東郷文彦の発言 (運輸委員会)
⚠️ コピーしたテキストを転載する際は、転載元URL(kokkai-data.com)および原典URL(kokkai.ndl.go.jp)を必ず残してください。発言内容の改変・出典削除は禁止です。
詳細は利用規約をご確認ください。
○東郷説明員 ただいまのお話の点につきまして、日本の領空に対して日本が主権を持っているという点については、まさしく日本が主権を持っておるわけでございまして、特に去年の七月までは実際問題として航空交通管制を全部アメリカ側が握っていた、こういう事情がありますので、あたかも主権がないというような状態があったわけでございますが、しかしながら、去年の七月以来御承知のように航空交通管制が日本に戻りまして、従って日本の空の航空交通管制は全く日本政府の責任においてなされておるわけでありまして、ただ米軍に提供をしておる施設、飛行場の上空においては、これは提供した飛行場を提供目的に従って運営をする、その必要から飛行場の上空並びにその周辺の進入管制、飛行場管制をアメリカに委任しておるわけでございます。
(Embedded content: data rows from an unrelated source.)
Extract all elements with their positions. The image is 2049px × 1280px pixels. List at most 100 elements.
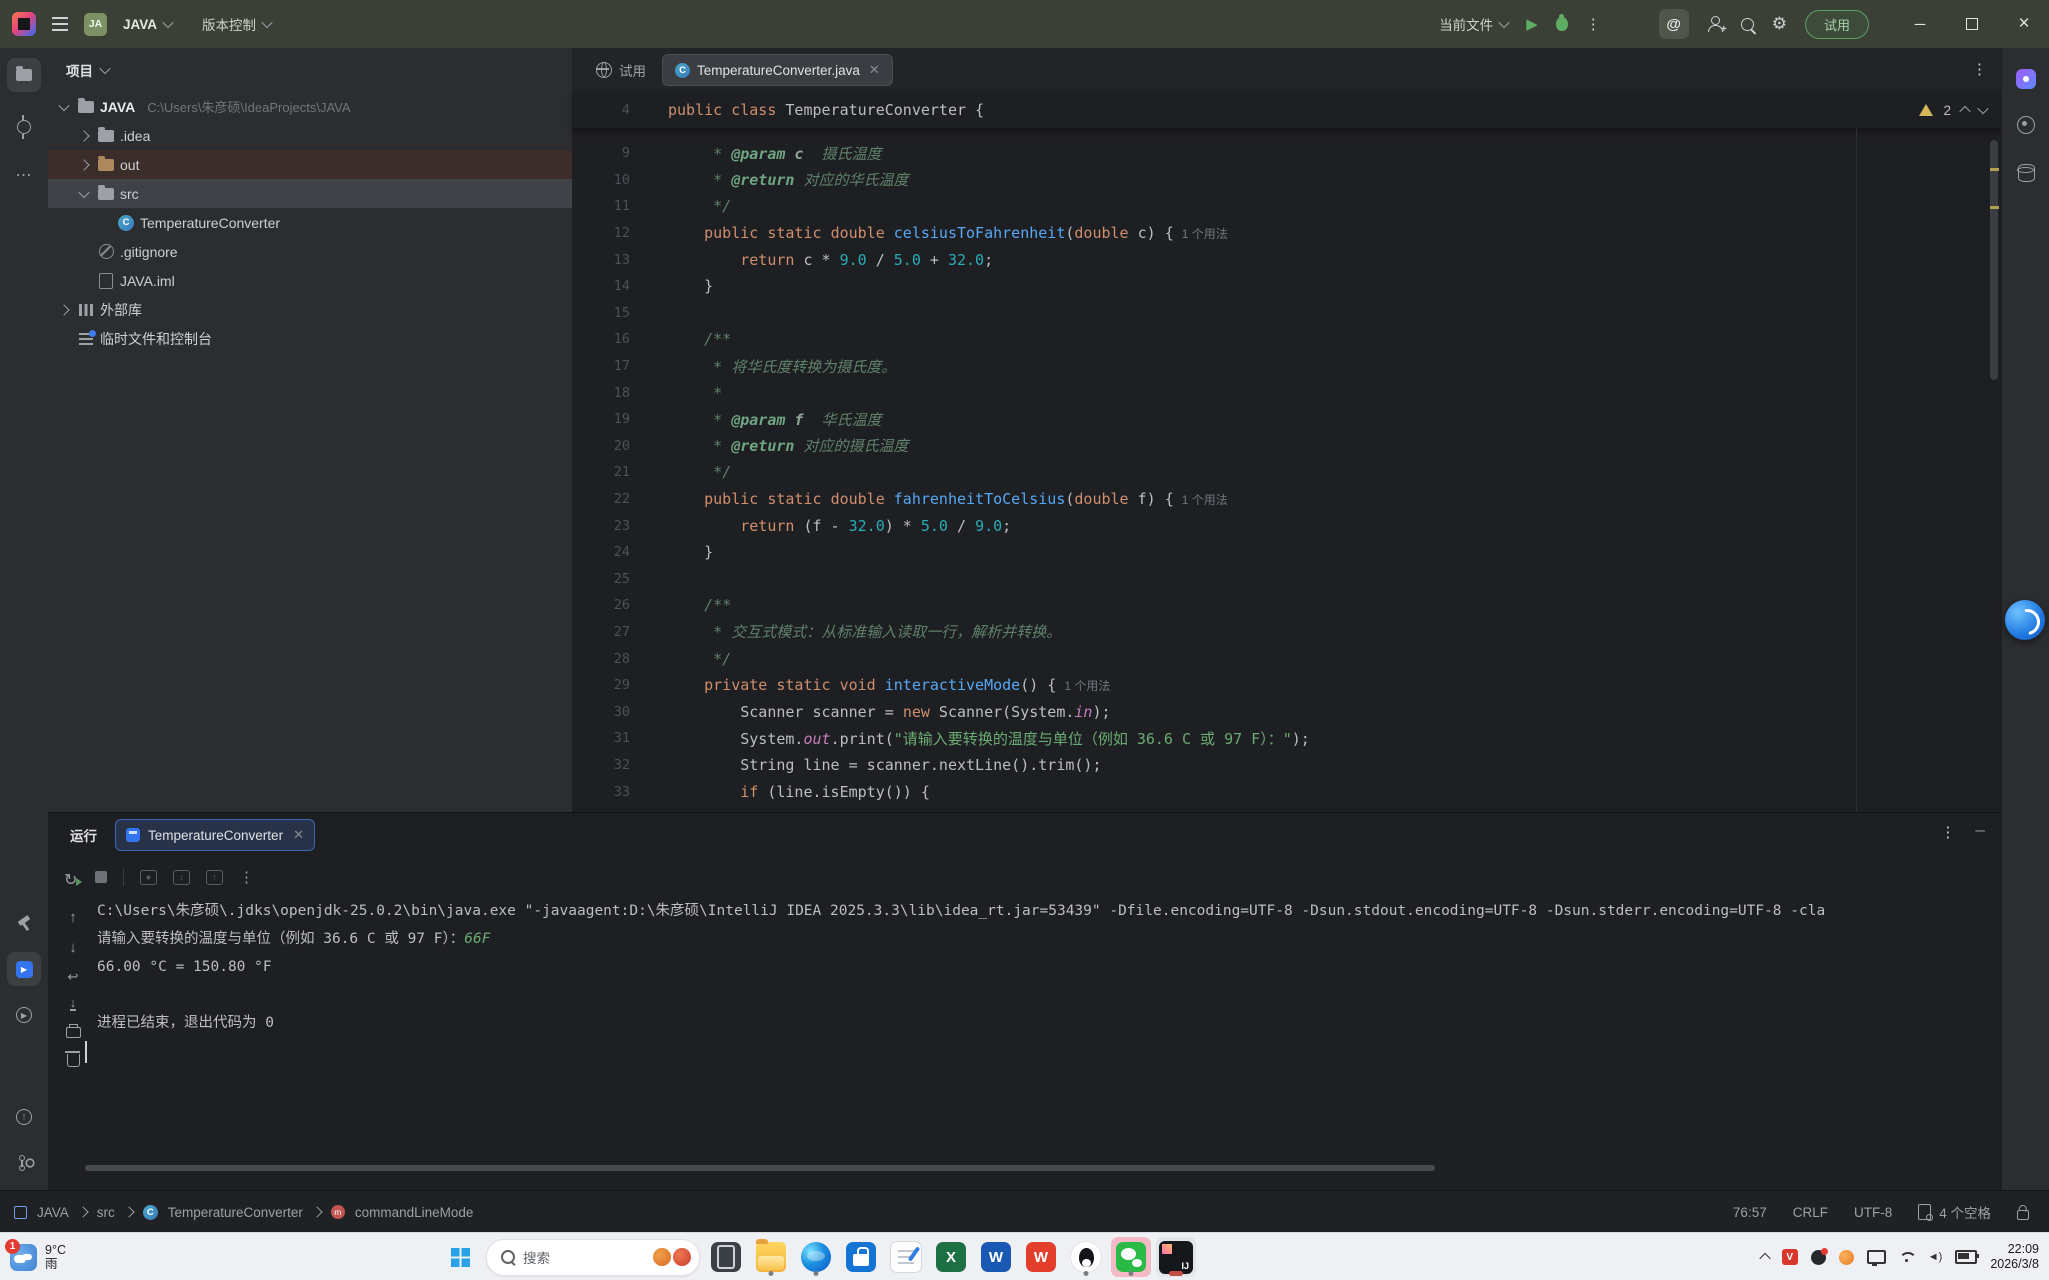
main-menu-icon[interactable] <box>52 17 68 31</box>
line-number[interactable]: 28 <box>572 651 630 667</box>
gradle-toolwindow-button[interactable] <box>2009 108 2043 142</box>
project-panel-header[interactable]: 项目 <box>48 48 572 92</box>
line-number[interactable]: 33 <box>572 784 630 800</box>
taskbar-app-qq[interactable] <box>1066 1237 1106 1277</box>
more-actions-icon[interactable]: ⋮ <box>1586 15 1601 33</box>
tab-trial[interactable]: 试用 <box>584 55 658 85</box>
next-problem-icon[interactable] <box>1977 103 1988 114</box>
debug-button[interactable] <box>1556 17 1568 31</box>
ai-assistant-icon[interactable]: @ <box>1659 9 1689 39</box>
line-number[interactable]: 14 <box>572 278 630 294</box>
line-number[interactable]: 25 <box>572 571 630 587</box>
taskbar-app-excel[interactable]: X <box>931 1237 971 1277</box>
taskbar-app-microsoft-store[interactable] <box>841 1237 881 1277</box>
search-highlight-icon[interactable] <box>653 1248 671 1266</box>
taskbar-app-intellij-idea[interactable]: IJ <box>1156 1237 1196 1277</box>
soft-wrap-icon[interactable]: ↩ <box>68 969 79 985</box>
commit-toolwindow-button[interactable] <box>7 110 41 144</box>
project-avatar[interactable]: JA <box>84 13 107 36</box>
build-toolwindow-button[interactable] <box>7 906 41 940</box>
taskbar-app-file-explorer[interactable] <box>751 1237 791 1277</box>
line-number[interactable]: 31 <box>572 730 630 746</box>
taskbar-clock[interactable]: 22:09 2026/3/8 <box>1990 1242 2039 1272</box>
line-number[interactable]: 30 <box>572 704 630 720</box>
start-button[interactable] <box>440 1237 480 1277</box>
project-toolwindow-button[interactable] <box>7 58 41 92</box>
hide-panel-icon[interactable]: ─ <box>1975 823 1985 841</box>
warning-stripe-mark[interactable] <box>1990 168 1999 171</box>
tray-app-icon[interactable] <box>1839 1250 1854 1265</box>
caret-position-widget[interactable]: 76:57 <box>1733 1205 1767 1220</box>
restore-button[interactable] <box>1955 9 1989 39</box>
taskbar-app-phonelink[interactable] <box>706 1237 746 1277</box>
tree-item-gitignore[interactable]: .gitignore <box>48 237 572 266</box>
jump-to-top-icon[interactable]: ↑ <box>69 909 77 926</box>
editor-options-icon[interactable]: ⋮ <box>1972 60 1987 78</box>
tree-item-scratches-and-consoles[interactable]: 临时文件和控制台 <box>48 324 572 353</box>
line-number[interactable]: 23 <box>572 518 630 534</box>
line-number[interactable]: 12 <box>572 225 630 241</box>
export-icon[interactable]: ↑ <box>206 870 223 885</box>
taskbar-app-notepad[interactable] <box>886 1237 926 1277</box>
wifi-icon[interactable] <box>1899 1252 1915 1262</box>
close-run-tab-icon[interactable]: ✕ <box>293 827 304 843</box>
console-horizontal-scrollbar[interactable] <box>85 1165 1435 1171</box>
previous-problem-icon[interactable] <box>1959 106 1970 117</box>
encoding-widget[interactable]: UTF-8 <box>1854 1205 1892 1220</box>
line-number[interactable]: 21 <box>572 464 630 480</box>
close-button[interactable]: × <box>2007 9 2041 39</box>
line-number[interactable]: 11 <box>572 198 630 214</box>
project-selector[interactable]: JAVA <box>123 17 172 32</box>
code-editor[interactable]: 9 * @param c 摄氏温度10 * @return 对应的华氏温度11 … <box>572 128 2001 805</box>
run-toolwindow-button[interactable]: ▶ <box>7 952 41 986</box>
line-number[interactable]: 10 <box>572 172 630 188</box>
tab-temperatureconverter-java[interactable]: TemperatureConverter.java ✕ <box>662 54 893 86</box>
line-number[interactable]: 26 <box>572 597 630 613</box>
run-panel-options-icon[interactable]: ⋮ <box>1940 823 1955 841</box>
problems-toolwindow-button[interactable]: ! <box>7 1100 41 1134</box>
line-number[interactable]: 20 <box>572 438 630 454</box>
tray-app-icon[interactable]: V <box>1782 1249 1798 1265</box>
run-tab-temperatureconverter[interactable]: TemperatureConverter ✕ <box>115 819 315 851</box>
run-configuration-selector[interactable]: 当前文件 <box>1439 14 1508 34</box>
close-tab-icon[interactable]: ✕ <box>869 62 880 78</box>
taskbar-app-word[interactable]: W <box>976 1237 1016 1277</box>
console-more-icon[interactable]: ⋮ <box>239 868 254 886</box>
line-number[interactable]: 27 <box>572 624 630 640</box>
vcs-widget[interactable]: 版本控制 <box>202 14 271 34</box>
line-number[interactable]: 24 <box>572 544 630 560</box>
thread-dump-icon[interactable]: ● <box>140 870 157 885</box>
unlock-icon[interactable] <box>2017 1210 2029 1220</box>
taskbar-search[interactable]: 搜索 <box>486 1239 700 1276</box>
indent-widget[interactable]: 4 个空格 <box>1918 1202 1991 1222</box>
chevron-down-icon[interactable] <box>76 190 92 198</box>
tree-item-out-folder[interactable]: out <box>48 150 572 179</box>
add-user-icon[interactable] <box>1707 16 1723 32</box>
tree-item-root[interactable]: JAVAC:\Users\朱彦硕\IdeaProjects\JAVA <box>48 92 572 121</box>
trial-button[interactable]: 试用 <box>1805 10 1869 39</box>
tree-item-temperatureconverter-class[interactable]: TemperatureConverter <box>48 208 572 237</box>
line-number[interactable]: 9 <box>572 145 630 161</box>
line-number[interactable]: 15 <box>572 305 630 321</box>
search-everywhere-icon[interactable] <box>1741 18 1754 31</box>
line-number[interactable]: 32 <box>572 757 630 773</box>
breadcrumb-src[interactable]: src <box>97 1205 115 1220</box>
rerun-icon[interactable]: ↻ <box>64 870 79 885</box>
database-toolwindow-button[interactable] <box>2009 156 2043 190</box>
line-number[interactable]: 22 <box>572 491 630 507</box>
line-number[interactable]: 19 <box>572 411 630 427</box>
warning-stripe-mark[interactable] <box>1990 206 1999 209</box>
console-output[interactable]: C:\Users\朱彦硕\.jdks\openjdk-25.0.2\bin\ja… <box>97 897 1981 1037</box>
inspection-widget[interactable]: 2 <box>1919 92 1987 128</box>
ai-assistant-toolwindow-button[interactable] <box>2009 62 2043 96</box>
print-icon[interactable] <box>66 1027 81 1038</box>
search-highlight-icon[interactable] <box>673 1248 691 1266</box>
line-number[interactable]: 16 <box>572 331 630 347</box>
taskbar-app-wps[interactable]: W <box>1021 1237 1061 1277</box>
settings-gear-icon[interactable]: ⚙ <box>1772 14 1787 34</box>
stop-icon[interactable] <box>95 871 107 883</box>
tree-item-external-libraries[interactable]: 外部库 <box>48 295 572 324</box>
line-number[interactable]: 17 <box>572 358 630 374</box>
taskbar-app-wechat[interactable] <box>1111 1237 1151 1277</box>
breadcrumb-java[interactable]: JAVA <box>37 1205 69 1220</box>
その他の場所におきまして、すなわち施設なり軍用飛行場の上空を除きましては、これは日本の航空交通管制のもとに服しておるわけでありまして、そういう意味におきましてどこでも飛べるということでは必ずしもないわけであると思います。そこで、たとえば演習の問題にいたしましても、施設として提供してある演習場の上空は、施設を提供した結果として米軍がその上で演習をして、その結果危険区域ということになる、こういう関係でございまして、条約に基づいて米国軍隊が駐留しておる、その結果、第六条の規定にもございますように航空交通管制は条約の目的からして調整するということはございますけれども、そのことは日本が主権を捨てたのではなくて、日本の意思においてそういう取りきめをしましてやっておることであると思います。従って、もし米軍の演習なり何なりによって民間航空が非常に圧迫される、こういうようなことがもしあるとすれば、これは条約上の問題として日米間で話し合って改善の措置を講ずる、こういう性質の出題だと思います。空の主権という問題は現状においても日本が確実に持っておる、こういうふうに考えます。